Угу, вот только справлялся я хреново. Настолько хреново, что пани Серафину даже захватил азарт: неужели у неё... У НЕЁ! и не получится?! Разумеется, ОНА победила. Я научился различать ноты на слух и на глаз, уметь слышать отдельно каждый инструмент в симфоническом оркестре и позже, наизусть, расписать его партитуру. В этом мне, конечно, помогали и медитативные техники по укреплению памяти, которые я не забросил, ведь они и в универе работали.
Впереди у меня оставалось четыре или пять занятий.
— И на этом, я буду считать, что твою просьбу, Лана, я выполнила в полном объеме, — сказала тогда пани Серафина внучке, в очередной раз закуривая. — Кирил, давайте сюда домашнее задание.
Тщательно пряча коварную ухмылку, я протянул листы не с партией гобоя из оперы "Вид Рима с гор", а "Прощание с Родиной" Михаила Огинского, музыку, больше известную, как "полонез Огинского". (Ага.
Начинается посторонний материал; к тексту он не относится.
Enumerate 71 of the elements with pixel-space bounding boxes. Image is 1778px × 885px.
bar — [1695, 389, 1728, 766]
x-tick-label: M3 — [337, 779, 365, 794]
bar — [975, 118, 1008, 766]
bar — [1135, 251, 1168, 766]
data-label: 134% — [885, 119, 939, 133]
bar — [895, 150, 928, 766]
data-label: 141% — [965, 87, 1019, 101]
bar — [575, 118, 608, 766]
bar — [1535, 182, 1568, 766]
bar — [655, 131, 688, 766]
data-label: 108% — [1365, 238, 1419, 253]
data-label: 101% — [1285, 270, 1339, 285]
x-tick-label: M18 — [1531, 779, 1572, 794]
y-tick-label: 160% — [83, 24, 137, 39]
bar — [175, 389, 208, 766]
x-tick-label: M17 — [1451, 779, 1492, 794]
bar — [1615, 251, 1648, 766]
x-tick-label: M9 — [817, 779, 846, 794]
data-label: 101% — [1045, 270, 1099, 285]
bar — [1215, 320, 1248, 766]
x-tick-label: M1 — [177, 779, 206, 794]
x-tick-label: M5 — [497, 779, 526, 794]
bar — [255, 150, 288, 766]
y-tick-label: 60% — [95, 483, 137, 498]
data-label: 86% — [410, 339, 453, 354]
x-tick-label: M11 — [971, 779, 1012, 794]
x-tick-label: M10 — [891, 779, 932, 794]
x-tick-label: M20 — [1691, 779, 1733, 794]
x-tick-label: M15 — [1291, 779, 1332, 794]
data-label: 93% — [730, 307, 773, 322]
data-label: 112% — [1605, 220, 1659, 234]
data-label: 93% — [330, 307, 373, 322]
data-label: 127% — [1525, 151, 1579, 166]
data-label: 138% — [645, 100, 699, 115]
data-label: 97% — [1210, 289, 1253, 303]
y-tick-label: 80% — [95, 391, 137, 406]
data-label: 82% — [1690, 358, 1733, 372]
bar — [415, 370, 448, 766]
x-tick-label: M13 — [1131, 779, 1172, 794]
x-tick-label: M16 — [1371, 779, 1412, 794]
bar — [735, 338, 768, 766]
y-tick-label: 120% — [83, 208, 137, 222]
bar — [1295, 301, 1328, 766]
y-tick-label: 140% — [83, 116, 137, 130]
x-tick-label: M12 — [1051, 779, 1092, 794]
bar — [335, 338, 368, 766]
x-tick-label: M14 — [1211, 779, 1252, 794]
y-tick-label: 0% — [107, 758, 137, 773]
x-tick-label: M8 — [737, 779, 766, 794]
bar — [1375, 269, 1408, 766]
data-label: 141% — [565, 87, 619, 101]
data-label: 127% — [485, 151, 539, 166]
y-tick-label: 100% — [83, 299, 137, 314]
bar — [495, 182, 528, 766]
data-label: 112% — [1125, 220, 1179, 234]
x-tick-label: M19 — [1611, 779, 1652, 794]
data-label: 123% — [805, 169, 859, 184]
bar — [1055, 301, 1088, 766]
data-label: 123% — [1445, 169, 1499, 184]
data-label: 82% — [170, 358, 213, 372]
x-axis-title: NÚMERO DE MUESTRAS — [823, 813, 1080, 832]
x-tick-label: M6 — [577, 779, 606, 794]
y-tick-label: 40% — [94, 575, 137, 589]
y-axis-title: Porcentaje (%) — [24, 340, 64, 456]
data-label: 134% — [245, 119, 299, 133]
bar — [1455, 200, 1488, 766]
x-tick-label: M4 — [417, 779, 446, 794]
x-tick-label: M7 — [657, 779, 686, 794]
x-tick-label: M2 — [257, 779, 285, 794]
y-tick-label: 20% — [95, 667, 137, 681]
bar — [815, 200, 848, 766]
Композитор — П.И.Чайковский.) И знаменитый траурный марш Фредерика Шопена из третьей части второй сонаты. Тот самый, который: "Ту сто четыре самый лучший самолет..."
Почему-то в этом мире не было ни Огинского, ни Шопена, и мне показалось забавным исправить это упущение. Знал бы я заранее, к чему это приведет!
Пани Серафина принялась просматривать ноты с обычной величественной небрежностью, но буквально сразу выражение ее лица начало меняться. Вот она на мгновение оторвалась от партитуры и взглянула на меня удивленно и (впервые на моей памяти) растерянно, хотела что-то спросить, но вернулась к чтению полонеза. Отложила его, раскрыла Шопена. Я заметил, что листы подрагивают в ее пальцах. Пани Серафина попыталась встать, но замерла на середине движения и осторожно опустилась обратно в кресло.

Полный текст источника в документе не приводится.